Blitz contro il clan dei Casalesi: 14 arresti in provincia di Caserta. Dalle prime ore della mattinata, i carabinieri del Nucleo Investigativo del Comando Provinciale di Caserta, coordinati dalla Direzione distrettuale Antimafia di Napoli, stanno eseguendo misure cautelari nei confronti di numerose persone ritenute responsabili di associazione a delinquere di tipo mafioso, estorsione, incendio, detenzione di armi e ricettazione. Uno dei destinatari del provvedimento, a capo del gruppo, dopo 24 anni di reclusione, appena in libertà, stava tentando di ricostituire una frangia del clan dei Casalesi. Sono 14 misure le persone finite in manette (9 in carcere e 5 ai domiciliari), con oltre 120 militari impiegati, un team SOS (Squadre Operative di Supporto), Nucleo Cinofili e Nucleo Elicotteri Carabinieri Pontecagnano. Tra gli episodi violenti compiuti durante le attività estorsive realizzate dal gruppo malavitoso capeggiato dallo storico affiliato alla fazione Schiavone del clan dei Casalesi, figura anche l’incendio di una vettura appartenente a una giovane coppia che non voleva lasciare l’appartamento in cui erano in affitto. Con al suo fianco persone di fiducia, tra cui anche dei parenti, dopo la scarcerazione Mezzero aveva anche ripreso a imporre le estorsioni agli imprenditori. Lo storico appartenente al gruppo Schiavone del clan dei Casalesi è stato scarcerato nel luglio 2022, dopo un lungo e ininterrotto periodo di detenzione iniziato nel marzo del 1999.

Malgrado fosse sotto libertà vigilata e, successivamente sottoposto alla sorveglianza speciale con obbligo di soggiorno, secondo gli investigatori si è da subito adoperato per riorganizzare il gruppo criminale e affermare il proprio controllo del territorio.
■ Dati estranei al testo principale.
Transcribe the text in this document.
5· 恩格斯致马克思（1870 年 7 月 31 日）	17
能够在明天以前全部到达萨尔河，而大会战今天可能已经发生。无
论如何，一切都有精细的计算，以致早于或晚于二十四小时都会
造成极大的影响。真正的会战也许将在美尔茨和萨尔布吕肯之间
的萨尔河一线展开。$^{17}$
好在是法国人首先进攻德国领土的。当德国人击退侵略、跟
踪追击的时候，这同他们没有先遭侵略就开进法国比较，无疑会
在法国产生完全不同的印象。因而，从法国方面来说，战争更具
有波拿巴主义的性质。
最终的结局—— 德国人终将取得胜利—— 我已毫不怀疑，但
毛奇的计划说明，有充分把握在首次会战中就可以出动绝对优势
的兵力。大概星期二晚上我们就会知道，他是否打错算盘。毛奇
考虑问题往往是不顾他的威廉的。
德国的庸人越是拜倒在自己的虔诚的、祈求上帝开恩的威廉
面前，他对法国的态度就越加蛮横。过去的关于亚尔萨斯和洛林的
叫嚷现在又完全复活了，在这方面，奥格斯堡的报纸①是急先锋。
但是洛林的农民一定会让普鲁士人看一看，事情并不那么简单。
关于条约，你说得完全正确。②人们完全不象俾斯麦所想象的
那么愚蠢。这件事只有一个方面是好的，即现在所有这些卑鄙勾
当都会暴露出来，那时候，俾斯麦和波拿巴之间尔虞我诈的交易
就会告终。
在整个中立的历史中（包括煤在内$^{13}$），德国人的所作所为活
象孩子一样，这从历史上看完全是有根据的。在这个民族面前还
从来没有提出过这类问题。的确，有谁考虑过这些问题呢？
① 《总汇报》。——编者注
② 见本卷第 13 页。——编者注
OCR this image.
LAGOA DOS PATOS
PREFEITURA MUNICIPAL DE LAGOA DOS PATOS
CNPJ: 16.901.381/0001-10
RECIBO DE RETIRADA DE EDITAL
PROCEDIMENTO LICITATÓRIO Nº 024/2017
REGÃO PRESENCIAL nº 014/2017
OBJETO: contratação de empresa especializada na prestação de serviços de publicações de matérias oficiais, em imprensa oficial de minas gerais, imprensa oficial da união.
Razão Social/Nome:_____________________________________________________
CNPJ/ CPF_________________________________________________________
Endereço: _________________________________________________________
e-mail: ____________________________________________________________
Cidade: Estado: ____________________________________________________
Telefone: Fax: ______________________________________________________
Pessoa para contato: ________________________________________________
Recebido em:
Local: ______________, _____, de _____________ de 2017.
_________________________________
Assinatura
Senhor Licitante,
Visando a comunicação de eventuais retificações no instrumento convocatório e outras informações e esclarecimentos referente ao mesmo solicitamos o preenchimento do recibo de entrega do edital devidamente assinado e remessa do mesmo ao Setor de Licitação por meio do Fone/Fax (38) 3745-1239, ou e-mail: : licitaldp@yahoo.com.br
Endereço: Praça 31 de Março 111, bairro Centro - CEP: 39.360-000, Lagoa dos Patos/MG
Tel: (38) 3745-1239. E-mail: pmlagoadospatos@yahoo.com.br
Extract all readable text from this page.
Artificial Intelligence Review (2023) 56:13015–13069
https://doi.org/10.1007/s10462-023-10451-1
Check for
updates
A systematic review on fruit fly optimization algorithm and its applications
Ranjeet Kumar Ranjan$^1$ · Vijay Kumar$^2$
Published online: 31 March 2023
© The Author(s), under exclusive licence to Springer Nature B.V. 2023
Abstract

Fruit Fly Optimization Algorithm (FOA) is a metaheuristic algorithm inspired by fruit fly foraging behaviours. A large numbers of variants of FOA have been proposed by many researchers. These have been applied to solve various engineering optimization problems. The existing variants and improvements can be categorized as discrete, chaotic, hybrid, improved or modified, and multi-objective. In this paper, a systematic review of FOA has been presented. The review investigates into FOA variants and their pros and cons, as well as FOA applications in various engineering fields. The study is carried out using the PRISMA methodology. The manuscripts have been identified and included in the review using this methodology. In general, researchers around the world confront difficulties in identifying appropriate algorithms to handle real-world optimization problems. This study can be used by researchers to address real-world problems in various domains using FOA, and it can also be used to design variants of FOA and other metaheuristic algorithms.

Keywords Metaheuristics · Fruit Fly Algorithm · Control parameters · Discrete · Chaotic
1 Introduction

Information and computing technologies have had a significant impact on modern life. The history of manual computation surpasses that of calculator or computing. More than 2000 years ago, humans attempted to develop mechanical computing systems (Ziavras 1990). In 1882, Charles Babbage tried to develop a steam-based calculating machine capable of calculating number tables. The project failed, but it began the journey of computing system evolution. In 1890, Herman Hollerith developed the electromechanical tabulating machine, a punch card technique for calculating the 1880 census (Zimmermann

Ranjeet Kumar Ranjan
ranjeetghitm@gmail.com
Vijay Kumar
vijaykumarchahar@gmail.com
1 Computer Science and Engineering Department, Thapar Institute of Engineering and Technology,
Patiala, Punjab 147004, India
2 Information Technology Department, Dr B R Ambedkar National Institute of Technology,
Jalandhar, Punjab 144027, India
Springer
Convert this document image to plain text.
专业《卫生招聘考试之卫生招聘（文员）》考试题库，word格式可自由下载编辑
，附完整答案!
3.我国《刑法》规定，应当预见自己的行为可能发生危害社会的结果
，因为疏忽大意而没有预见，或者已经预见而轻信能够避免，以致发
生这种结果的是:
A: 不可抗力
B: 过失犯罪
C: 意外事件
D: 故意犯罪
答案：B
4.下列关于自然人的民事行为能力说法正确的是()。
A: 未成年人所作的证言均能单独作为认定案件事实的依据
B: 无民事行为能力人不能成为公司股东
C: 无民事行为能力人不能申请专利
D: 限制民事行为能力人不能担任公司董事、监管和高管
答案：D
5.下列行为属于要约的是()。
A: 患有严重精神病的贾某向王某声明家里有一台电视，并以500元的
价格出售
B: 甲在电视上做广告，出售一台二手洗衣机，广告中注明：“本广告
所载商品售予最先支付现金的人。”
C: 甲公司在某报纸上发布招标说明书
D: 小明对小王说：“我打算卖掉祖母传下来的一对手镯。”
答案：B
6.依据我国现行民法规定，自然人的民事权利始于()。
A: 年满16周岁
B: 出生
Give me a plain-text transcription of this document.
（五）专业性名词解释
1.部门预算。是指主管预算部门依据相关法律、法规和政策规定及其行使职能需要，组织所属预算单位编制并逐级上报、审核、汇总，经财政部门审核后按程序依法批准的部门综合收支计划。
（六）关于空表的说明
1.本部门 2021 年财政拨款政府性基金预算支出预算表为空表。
E tra le sue malefatte figura anche una tentata estorsione in danno di una giovane coppia per risolvere una controversia abitativa connessa con la resistenza opposta dai due nel liberare l’appartamento in cui erano in affitto, realizzata mediante minaccia e violenza ed in particolare culminata nell’incendio dell’autovettura di proprietà dei predetti. Le investigazioni hanno poi consentito di raccogliere gravi indizi di colpevolezza a carico degli indagati in ordine al tentativo di accaparrarsi la gestione di attività commerciali attraverso le quali reimpiegare proventi illeciti, ovvero nell’ottenere una tangente sulla compravendita di un capannone commerciale, del valore di oltre un milione di euro. L’indagine dei militari dell’arma, coordinata dalla Dda partenopea, è partita nel settembre del 2022 (poco dopo la scarcerazione di Mezzeri) e si è conclusa alla fine del mese di giugno 2023. Attraverso attività d’intercettazione telefonica e ambientale, supportata da servizi di osservazione e pedinamento, sono state documentare dinamiche e definite condotte che hanno riguardato vicende relativamente recenti nelle quali sono stati coinvolti affiliati al Clan dei Casalesi di diverso spessore, attualmente attivi nei territori di Grazzanise, Santa Maria La Fossa, Vitulazio, Capua, San Tammaro, Santa Maria Capua Vetere, Casal di Principe e comuni limitrofi. Non di minor rilievo, per l’impatto di allarme sociale che desta, la dinamica criminale accertata della ricettazione di mezzi d’opera e materiali da cantiere, che rientrava nelle attività del sodalizio. Infatti, nel corso dell’attività sono stati restituiti ai legittimi proprietari diversi autocarri e mezzi agricoli rinvenuti dai militari subito dopo i furti (valore stimato complessivamente in circa 40mila euro). Le indagini hanno altresì consentito di acclarare la disponibilità di armi da parte del neo gruppo malavitoso sgominato.

Tra gli indagati figura anche Carmine Zagaria, 56 anni, fratello dell’ex primula rossa Michele Zagaria, boss dell’omonima fazione della federazione mafiosa casalese. A Carmine Zagaria viene contestato di essere il mandante di una estorsione da 40mila euro avanzata nell’ambito di una compravendita di un capannone in località Torello della frazione Sant’Andrea del Pizzone a Francolise (Caserta) risalente al 28 marzo 2022. Secondo quanto emerso dalle indagini dei carabinieri, la richiesta prevedeva che dovessero essere corrisposti 30mila euro dal compratore e 10mila dal venditore. La vicenda ha però visto la convergenza su questa richiesta anche del capozona di Francolise il quale, invece, era intenzionato anche lui a imporre un «pizzo» da 40mila euro ma da suddividere in due tranche da 20mila per ciascuna delle due vittime, una delle quali venne anche minacciata e aggredita.